No drill is more tedious for an offensive lineman than the daily battle each must wage with a defensive lineman, man-against-man surrounded by the other offensive and defensive linemen who stand and watch. It’s a regular ritual in football — the two men crouched across from one another, pretending they are part of their lines and the ball is about to be snapped.
Offensive linemen dread this drill, knowing that their strength is in working as a group on the line and they are at a disadvantage lined up one-on-one with defensive linemen who operate more on their own. Many come up with excuses to get out of the drill, and the better ones often do.
Not Williams. He wouldn’t take any of them off. Dropping into position, determined to win the fight and push the defensive player backward, refusing to yield an inch. He would do this time and time again until the defensive linemen had exhausted their challenges to his dominance.
“In three years I think I saw him lose two one-on-ones, which is unheard-of,” former Redskins guard Arie Kouandjio recalled.
Redskins guard Tony Bergstrom doesn’t remember Williams losing any of them. “He’s been batting one thousand for the last eight, nine years,” Bergstrom said.
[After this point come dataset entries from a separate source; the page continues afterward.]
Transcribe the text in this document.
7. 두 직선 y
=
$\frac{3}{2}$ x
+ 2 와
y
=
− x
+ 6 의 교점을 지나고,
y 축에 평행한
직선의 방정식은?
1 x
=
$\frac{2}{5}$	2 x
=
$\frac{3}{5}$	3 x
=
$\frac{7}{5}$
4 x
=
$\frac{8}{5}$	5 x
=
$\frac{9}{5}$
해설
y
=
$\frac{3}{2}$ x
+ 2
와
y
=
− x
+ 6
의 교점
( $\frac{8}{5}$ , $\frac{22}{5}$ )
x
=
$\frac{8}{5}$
There are many tales of Williams’s generosity with his teammates. Offensive linemen remember fondly how he would fly them to Houston to train at the gym he owns with running back Adrian Peterson, helping create a bond.
Several have also talked about how Williams kept in contact with them during his holdout, watching the Redskins’ games, offering playing advice in text messages. They know, too, the pain he has endured through injuries and surgeries during his career and admire the way he often stayed in the lineup when others might ask to take off the rest of the season.
“It’s because he loves football so much,” Kouandjio said. “It’s also because Trent wants to be the best. He is already mentioned with some of the best tackles ever, and he just wants to solidify his legacy.”
Williams said he hates not playing. He wants to be on the field, but he clearly does not want to play for the Redskins anymore. The NFL has given Washington a two-week roster exemption for Williams, who failed his physical with the team Wednesday when he was unable to comfortably fit a helmet on his surgically repaired skull. Interim coach Bill Callahan says the team is trying to find a new helmet for Williams, but there is no certainty that he will accept the helmet or make an attempt to practice or play.
He seems surprised and furious that the team didn’t honor his trade request and appears uncomfortable standing in a locker room, among players he considers friends, while preparing for a battle with the team.
“This is still my team,” he said Thursday. “The guys in here, I love them to death. … I support them. I wouldn’t support any other team. These guys are my family.”
What will that family think of the public fight between their team and the man they respect as much as any player who has walked into their locker room?